Mr. Trump and his aides worked with him on the speech for several days in his newly built office above the ballroom of Mar-a-Lago, his private club near the Atlantic Ocean. Without his Twitter feed, Trump has been using specific moments in the news cycle – the death of talk show host Rush Limbaugh and the Tiger Woods car accident – to insert himself into the news cycle.

Apart from the prepared statements, however, he has said far less since January 20 about the Republican Party’s future and its own persistent ambitions.

Trump’s advisers said he does not plan to discuss a litany of his own achievements and will instead try to recapture a little of how he sounded as a candidate in 2016. Trump has made it clear to allies and advisers that, for now at least, he wants to run for president again in 2024, something he is expected to do in his speech.

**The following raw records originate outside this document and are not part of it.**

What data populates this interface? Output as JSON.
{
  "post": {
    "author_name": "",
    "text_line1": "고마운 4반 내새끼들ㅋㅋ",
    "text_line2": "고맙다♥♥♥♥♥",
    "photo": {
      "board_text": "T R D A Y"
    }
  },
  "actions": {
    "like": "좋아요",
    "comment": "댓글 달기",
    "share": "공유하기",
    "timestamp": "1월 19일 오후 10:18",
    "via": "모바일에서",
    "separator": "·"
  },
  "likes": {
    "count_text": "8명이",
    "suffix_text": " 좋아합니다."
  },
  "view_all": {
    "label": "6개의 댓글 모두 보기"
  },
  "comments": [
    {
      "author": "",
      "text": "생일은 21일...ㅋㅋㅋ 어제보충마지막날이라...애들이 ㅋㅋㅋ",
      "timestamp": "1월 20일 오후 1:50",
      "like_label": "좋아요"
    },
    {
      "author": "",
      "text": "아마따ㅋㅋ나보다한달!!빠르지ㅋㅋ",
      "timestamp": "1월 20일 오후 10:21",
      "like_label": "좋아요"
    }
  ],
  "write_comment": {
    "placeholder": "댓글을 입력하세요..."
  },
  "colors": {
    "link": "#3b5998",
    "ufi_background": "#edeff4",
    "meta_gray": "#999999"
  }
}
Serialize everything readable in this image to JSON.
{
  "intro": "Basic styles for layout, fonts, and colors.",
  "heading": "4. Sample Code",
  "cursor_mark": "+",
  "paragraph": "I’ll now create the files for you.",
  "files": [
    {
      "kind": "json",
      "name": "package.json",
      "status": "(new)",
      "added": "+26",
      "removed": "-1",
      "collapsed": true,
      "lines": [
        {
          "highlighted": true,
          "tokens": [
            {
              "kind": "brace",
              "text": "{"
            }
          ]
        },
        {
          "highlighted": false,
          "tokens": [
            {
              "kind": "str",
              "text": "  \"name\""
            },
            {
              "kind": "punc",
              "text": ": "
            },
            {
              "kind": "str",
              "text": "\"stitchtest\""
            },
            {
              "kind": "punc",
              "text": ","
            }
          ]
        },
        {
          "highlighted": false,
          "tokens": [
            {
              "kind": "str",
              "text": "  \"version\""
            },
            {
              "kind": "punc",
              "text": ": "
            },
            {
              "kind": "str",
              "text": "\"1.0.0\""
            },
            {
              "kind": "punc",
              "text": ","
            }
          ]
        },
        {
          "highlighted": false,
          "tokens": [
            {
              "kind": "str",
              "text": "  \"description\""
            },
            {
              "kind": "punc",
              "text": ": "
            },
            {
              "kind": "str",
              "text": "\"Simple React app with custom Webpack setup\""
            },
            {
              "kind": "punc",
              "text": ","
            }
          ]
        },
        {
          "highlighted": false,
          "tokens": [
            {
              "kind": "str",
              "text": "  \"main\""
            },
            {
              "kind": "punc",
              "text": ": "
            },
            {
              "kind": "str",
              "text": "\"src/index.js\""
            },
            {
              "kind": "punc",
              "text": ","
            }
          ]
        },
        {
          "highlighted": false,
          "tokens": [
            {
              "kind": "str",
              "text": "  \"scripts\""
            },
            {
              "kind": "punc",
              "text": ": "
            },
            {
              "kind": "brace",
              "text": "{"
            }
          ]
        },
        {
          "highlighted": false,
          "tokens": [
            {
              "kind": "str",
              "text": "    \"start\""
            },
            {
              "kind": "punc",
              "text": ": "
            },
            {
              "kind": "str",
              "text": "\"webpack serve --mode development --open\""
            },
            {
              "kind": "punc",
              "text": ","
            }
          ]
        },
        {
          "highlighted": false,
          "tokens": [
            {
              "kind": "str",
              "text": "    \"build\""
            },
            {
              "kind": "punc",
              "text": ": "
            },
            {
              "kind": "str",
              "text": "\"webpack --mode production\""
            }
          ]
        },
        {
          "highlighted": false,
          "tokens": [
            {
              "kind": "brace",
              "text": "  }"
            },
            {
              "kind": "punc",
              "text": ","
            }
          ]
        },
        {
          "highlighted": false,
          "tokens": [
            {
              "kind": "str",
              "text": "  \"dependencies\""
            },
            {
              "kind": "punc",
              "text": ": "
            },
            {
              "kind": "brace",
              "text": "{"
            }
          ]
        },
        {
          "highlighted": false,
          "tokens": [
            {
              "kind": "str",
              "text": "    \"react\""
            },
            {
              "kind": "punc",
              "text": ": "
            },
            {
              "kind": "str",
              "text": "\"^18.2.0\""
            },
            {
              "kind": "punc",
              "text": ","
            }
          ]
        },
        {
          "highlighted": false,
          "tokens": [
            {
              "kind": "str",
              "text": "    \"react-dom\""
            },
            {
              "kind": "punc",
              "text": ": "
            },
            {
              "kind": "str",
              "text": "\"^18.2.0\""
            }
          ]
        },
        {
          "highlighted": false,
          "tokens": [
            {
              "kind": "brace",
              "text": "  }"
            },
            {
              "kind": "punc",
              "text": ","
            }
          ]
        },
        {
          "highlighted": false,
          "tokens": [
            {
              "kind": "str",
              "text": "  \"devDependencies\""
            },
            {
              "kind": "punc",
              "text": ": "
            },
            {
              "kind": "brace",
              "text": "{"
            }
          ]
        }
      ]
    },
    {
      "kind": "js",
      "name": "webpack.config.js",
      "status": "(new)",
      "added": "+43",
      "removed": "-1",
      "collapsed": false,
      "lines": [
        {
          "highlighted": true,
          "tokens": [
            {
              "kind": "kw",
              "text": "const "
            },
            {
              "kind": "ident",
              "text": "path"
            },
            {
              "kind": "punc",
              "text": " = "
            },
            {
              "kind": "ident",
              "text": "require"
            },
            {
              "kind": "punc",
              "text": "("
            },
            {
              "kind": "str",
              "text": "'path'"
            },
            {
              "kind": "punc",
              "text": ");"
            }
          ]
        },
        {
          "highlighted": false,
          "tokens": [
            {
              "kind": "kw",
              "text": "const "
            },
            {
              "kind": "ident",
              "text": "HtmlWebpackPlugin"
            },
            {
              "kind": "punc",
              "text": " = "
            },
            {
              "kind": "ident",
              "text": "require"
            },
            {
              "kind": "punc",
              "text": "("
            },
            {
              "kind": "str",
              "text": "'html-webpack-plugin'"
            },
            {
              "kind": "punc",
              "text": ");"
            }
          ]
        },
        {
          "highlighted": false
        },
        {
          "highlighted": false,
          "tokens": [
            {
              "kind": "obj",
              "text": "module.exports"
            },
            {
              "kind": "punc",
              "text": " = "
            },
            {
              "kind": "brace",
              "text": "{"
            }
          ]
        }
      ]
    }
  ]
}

However, even with an integrated support audience, not everyone in the party believes that Trumpism is the way to go.

“The CPAC is not the whole of the Republican Party,” Sen. Bill Cassidy of Louisiana, one of seven Republican senators who voted to condemn Trump on charges of impeachment in the House, said on Sunday.

Speaking on CNN’s “State of the Union”, Cassidy said Republicans should pay attention to voters who have changed in the past four years. “If we talk to the less secure voters, who went from President Trump to President Biden, we win. If we don’t, we will lose, ”said Cassidy.

Jonathan Martin reported from Orlando, Florida, and Maggie Haberman from New York.